Here's Ben Brantley's review of Hair. I've always trusted his reviews and they're usually spot on. After reading his review, I'm probably going to be seeing the show very soon.

http://theater2.nytimes.com/2008/08/08/theater/reviews/08hair.html?pagewanted=2

LET THE SUNSHINE IN, AND THE SHADOWS

By: Ben Brantley

It is deep summer in the late 1960s in Central Park, and nobody is keeping off the grass. A heady concentration of anarchic youth has come out to play, flooding the shaggy green patch of turf that has been made of the stage at the open-air Delacorte Theater. And the whiff of hedonism that this crowd emanates induces a serious contact high in anyone who comes near it.

The pure hormonal vitality that courses through the Public Theater’s exuberant production of “Hair,” which officially opened Thursday night, is enough to make it the pick-me-up event of New York’s dog days this year. But middle-aged audience members who revisit this landmark work from 1967 in search of the feckless flower children they once were are likely to uncover more than they bargained for.

What’s so excitingly eye-opening about Diane Paulus’s interpretation of “Hair” isn’t that it’s fun. Put a bunch of kids with decent pipes, lithe bodies and adolescent energy on a stage and let ’em loose on Galt MacDermot’s abidingly infectious score, and a certain amount of giddy pleasure is guaranteed.

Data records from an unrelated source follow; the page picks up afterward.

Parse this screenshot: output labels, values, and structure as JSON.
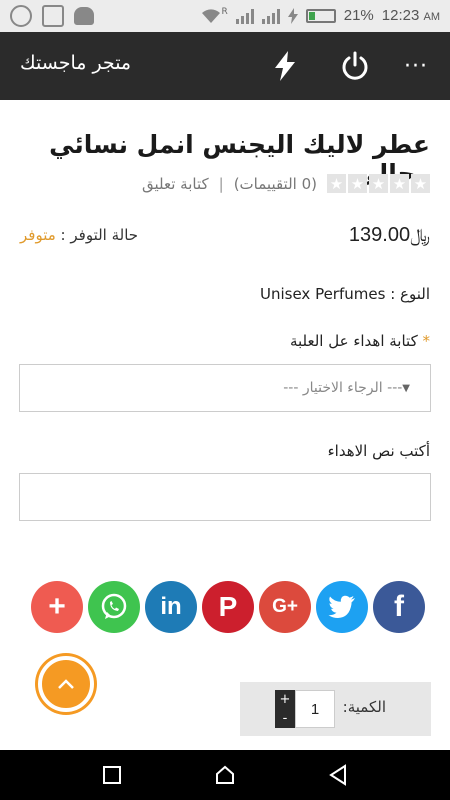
{
  "status_bar": {
    "battery_pct": "21%",
    "time": "12:23",
    "ampm": "AM",
    "roaming": "R"
  },
  "header": {
    "title": "متجر ماجستك",
    "more": "···"
  },
  "product": {
    "title": "عطر لاليك اليجنس انمل نسائي رجالي",
    "rating_count_text": "(0 التقييمات)",
    "separator": "|",
    "write_review": "كتابة تعليق",
    "price": "139.00",
    "currency": "﷼",
    "availability_label": "حالة التوفر :",
    "availability_value": "متوفر",
    "type_label": "النوع :",
    "type_value": "Unisex Perfumes"
  },
  "options": {
    "engrave_label": "كتابة اهداء عل العلبة",
    "required_mark": "*",
    "select_placeholder": "--- الرجاء الاختيار ---",
    "gift_text_label": "أكتب نص الاهداء"
  },
  "share": {
    "plus": "+",
    "linkedin": "in",
    "pinterest": "P",
    "googleplus": "G+",
    "facebook": "f"
  },
  "quantity": {
    "label": "الكمية:",
    "value": "1",
    "plus": "+",
    "minus": "-"
  },
  "colors": {
    "accent": "#f59a23",
    "header_bg": "#2b2b2b",
    "availability": "#e09a2c"
  }
}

Mr. MacDermot, after all, once described “Hair” as “the ‘Hellzapoppin’ of its generation,” referring to a zany hit revue of the late 1930s. Sure enough, Gerome Ragni and James Rado’s book and lyrics, with their quick-sketch comic routines and satiric musical pastiches, suggest good old American vaudeville filtered through a mescaline haze. And Ms. Paulus, who was one of the creators of the long-running Off-Broadway romp “The Donkey Show,” does full justice to this show’s madcap friskiness.

But she also locates a core of apprehension in “Hair” that reveals it to be much more than a time-capsule frolic, a “Babes in Arms” for head trippers. The lively teenage rebels of “Hair” may be running headlong after a long good time. But in this production, more than any I’ve seen, it’s clear that they’re also running away, and not just from what they see as the dead-end lives of their parents and a man-eating war in Vietnam.

The hippies of this “Hair” are also struggling against a nascent sense that no party can last forever, and that they have no place to go once it’s over. The wonderful cast here, led by Jonathan Groff and Will Swenson, present their characters as being subject to the laws of youth as described by the poet Babette Deutsch: “The young whose lips and limbs are time’s quick-colored fuel.”

Seen 40 years after it first stormed the middle-class citadel of musical comedy, “Hair” registers as an eloquent requiem not only for the idealism of one generation but also for the evanescence of youth itself. It’s still the “tribal love-rock” celebration it was always advertised as being. But in suggesting the dawning age of Aquarius is already destined for nightfall, this production establishes the show as more than a vivacious period piece. “Hair,” it seems, has deeper roots than anyone remembered.

Ms. Paulus elicits the shadows amid the starshine without ever imposing the irony of hindsight. Incorporating inspired choreography by Karole Armitage, she creates a show that feels as organic and natural as any upstate commune dweller could wish for. Even the very visible onstage band, under a tie-dyed canopy, feels as it had sprouted there, like so many musical mushrooms.

From the moment the ensemble members first swarm the stage, climbing over the semicircular fence that is a chief component of Scott Pask’s simple but savvy set, this “Hair” exists unconditionally in the present tense. Singing “Aquarius,” the opening declaration of peace-and-love values, the performers are both a confrontational pacifist army, daring the audience not to accept them, and a litter of puppies, huddling together for warmth and reassurance.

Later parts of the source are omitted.